The core issue stems from improper state validation during partition transitions. The warning occurs because the code does not properly account for the scenario where subpartitions_cpus has been emptied due to CPU hotplug events. This creates a race-like condition between CPU resource availability and partition state management.
Root Cause
The root cause is insufficient validation logic in the remote_partition_disable() function. The warning condition is triggered even when subpartitions_cpus is empty (a valid state after CPU hotplug), which should not be treated as an error condition. Additionally, partitions are not properly invalidated when subpartitions_cpus becomes empty during CPU hotplug operations, leading to inconsistent state information being presented to users.
Attack Vector
The vulnerability can be triggered through the following sequence of operations on a multi-CPU system:
- Create a cgroup hierarchy with cpuset controllers enabled
- Configure exclusive CPU sets for nested cgroups
- Enable root partition mode on a child cpuset
- Offline a CPU that results in subpartitions_cpus being cleared
- Attempt to change the partition back to member mode
This sequence triggers the kernel warning, potentially affecting system stability and administrator confidence in resource management operations. While this is primarily a local privilege issue requiring administrative access to cgroup filesystem operations and CPU hotplug controls, it can impact systems relying on dynamic CPU resource management.

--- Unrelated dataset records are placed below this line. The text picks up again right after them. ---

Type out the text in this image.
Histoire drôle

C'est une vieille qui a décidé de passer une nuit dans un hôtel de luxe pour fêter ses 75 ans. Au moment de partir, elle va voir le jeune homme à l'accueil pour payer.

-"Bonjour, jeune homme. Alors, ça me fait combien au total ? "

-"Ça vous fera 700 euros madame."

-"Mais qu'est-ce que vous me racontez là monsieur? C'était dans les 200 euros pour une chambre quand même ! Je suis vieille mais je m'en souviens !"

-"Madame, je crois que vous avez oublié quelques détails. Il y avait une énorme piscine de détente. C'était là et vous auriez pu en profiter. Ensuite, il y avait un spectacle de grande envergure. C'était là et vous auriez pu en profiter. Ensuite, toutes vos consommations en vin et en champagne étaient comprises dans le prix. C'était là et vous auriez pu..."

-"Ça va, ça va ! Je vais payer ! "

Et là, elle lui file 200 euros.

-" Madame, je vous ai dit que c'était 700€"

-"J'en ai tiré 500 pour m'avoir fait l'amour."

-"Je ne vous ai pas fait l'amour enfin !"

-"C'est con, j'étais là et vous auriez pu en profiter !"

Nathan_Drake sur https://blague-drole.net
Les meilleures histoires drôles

Detection Methods for CVE-2025-71142
Indicators of Compromise
- Kernel warnings in system logs referencing remote_partition_disable+0xf7/0x110 at kernel/cgroup/cpuset.c:1651
- Unexpected warning messages during CPU hotplug operations
- Partition state inconsistencies in cpuset configurations after CPU offline events
Detection Strategies
- Monitor kernel logs (dmesg, /var/log/kern.log) for WARNING messages containing remote_partition_disable or cpuset.c:1651
- Implement alerting on kernel warnings related to cgroup cpuset operations
- Track CPU hotplug events in conjunction with cpuset partition modifications
Monitoring Recommendations
- Enable kernel warning capture in centralized logging systems
- Monitor /sys/fs/cgroup/ for cpuset partition state changes during maintenance windows
- Configure alerting thresholds for repeated kernel warnings from the cpuset subsystem
- Review system stability metrics during CPU hotplug events
How to Mitigate CVE-2025-71142
Immediate Actions Required
- Apply the kernel patches from the stable tree commits
- Avoid CPU hotplug operations while cpuset partitions are actively configured
- Review existing cpuset partition configurations for potential exposure
- Consider temporarily disabling remote partitions before performing CPU hotplug operations
Patch Information
The Linux kernel maintainers have released patches to address this vulnerability. The fix implements two key changes:
- The warning is now only emitted if subpartitions_cpus is not empty AND effective_xcpus is not a subset of subpartitions_cpus
- During CPU hotplug operations, partitions are now properly invalidated if subpartitions_cpus becomes empty
Patches are available from the kernel.org stable tree:
Workarounds
- Disable cpuset partitions before performing CPU hotplug operations to avoid triggering the warning
- Avoid using remote partition mode (root in cpuset.cpus.partition) on systems with frequent CPU hotplug activity
- Ensure all CPUs assigned to partitions remain online during cpuset configuration changes
- Consider using alternative CPU isolation methods if cpuset partitioning cannot be safely used
# Workaround: Disable partition before CPU hotplug
echo member > /sys/fs/cgroup/A1/A2/cpuset.cpus.partition
echo 0 > /sys/devices/system/cpu/cpu15/online
# Reconfigure partitions after CPU state is stable
Disclaimer: This content was generated using AI. While we strive for accuracy, please verify critical information with official sources.